We wanted nothing of the sort. We wanted nothing at all. We were void of all wanting. In response to further magical gesticulations of Zwingli’s nail, our table was set, gold-braided youths leaped forth, and waiters circled around us balancing viands of various kinds. Should I present a detailed description? Oddly enough I can recall precisely all the delicacies we were served, but they would be just as out of place here as they were back there at the Príncipe. Business was flourishing; hotel guests came and went, many of them greeting the eminent Don Helvecio in their best Baedeker Spanish, while Don Helvecio let it be known with disarming directness that he was busy with VIPs: we were his people, his sister and brother-in-law — no need for vagueness on this point — artists both of them, just come in from a stroll — can you imagine, in this tropical heat? They came up through Génova on their way to Bendinat Castle, and now he was helping them get presentable again. This was a merry fable, meant to entertain the British ladies who with their crooked legs never made it past the trolley stop but — who knows? — on a cool day might risk a similar hejira. Don Helvecio assured them that if they wished to try, he could place the hotel limousine at their disposal.

Was it embarrassment that made him jabber on like this? Not in the least. He even did us the honor of joining us for the meal. And what in Devil’s name did I see there on the table before him? It was a plateful of the General’s Eggs, and he dug into them with a wine chaser — Julietta’s red, in point of fact. It was obvious that he was still, or once again, linked up with a Pilar, yet with a diminished degree of devotion, for otherwise he would never have halted and derailed our funeral cortege in front of his hotel. We ate nothing.

“Dig in! All you can eat! Don’t be shy, no need for that here! You’re tourists! And you, Bice, no need to hold back. You’ve sat down to dinner with princes and kings. And I want you to come back here someday and tell Es Mestre, our head chef, all about the Colloredo-Mansfeld Castle where the last Tsar’s personal cook wielded the spoon. Mon cher Vigoló can’t hear about that often enough. But what’s eating you two…?”
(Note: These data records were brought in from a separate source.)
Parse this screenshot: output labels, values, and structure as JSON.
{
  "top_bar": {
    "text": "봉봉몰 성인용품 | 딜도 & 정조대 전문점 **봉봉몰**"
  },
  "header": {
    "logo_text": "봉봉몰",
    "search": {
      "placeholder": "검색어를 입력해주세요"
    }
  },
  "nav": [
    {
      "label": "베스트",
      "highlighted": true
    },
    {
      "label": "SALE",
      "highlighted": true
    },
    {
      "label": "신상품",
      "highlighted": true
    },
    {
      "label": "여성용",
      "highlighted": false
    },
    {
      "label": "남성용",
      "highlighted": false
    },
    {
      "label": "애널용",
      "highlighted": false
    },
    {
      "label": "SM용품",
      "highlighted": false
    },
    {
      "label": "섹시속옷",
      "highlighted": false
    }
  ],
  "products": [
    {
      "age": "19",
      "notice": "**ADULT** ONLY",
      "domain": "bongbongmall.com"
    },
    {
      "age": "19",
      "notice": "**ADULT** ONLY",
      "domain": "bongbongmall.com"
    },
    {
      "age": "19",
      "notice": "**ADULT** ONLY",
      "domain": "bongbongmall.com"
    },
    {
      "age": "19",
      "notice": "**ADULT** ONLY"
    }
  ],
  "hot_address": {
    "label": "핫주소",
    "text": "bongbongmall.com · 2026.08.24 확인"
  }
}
The torrent of twaddle splashed on. We were silent — what was there to say? We couldn’t eat a thing. We asked for tea, waited until its temperature approximated that of our bodies, and then dunked zwieback in it. That wasn’t a proper way of dining, but then tourists and artists are quite above accepted table manners.

What was up with us? Would he have to apply thumbscrews to get it out of us? Surely we weren’t sore about that stupid business with his Pilar. And where were we living? Emmerich told him that we had moved to the Count’s house. He knew the Count well, a fine fellow, a superior anarchist, an artist almost, and with a private gallery of horrors; he intended to go visit us there, just to put a stop to all the gossip. “You know, spread around by dames. But you had already moved out, and Don Alonso didn’t know where to. Antonio didn’t know anything, either, but people saw you with him often. He’s a good guy. By now you’ve become used to Spanish ways. It happens fast — the main thing is to keep your balance. You have to start thinking in Spanish from the very first day, and then everything takes care of itself.”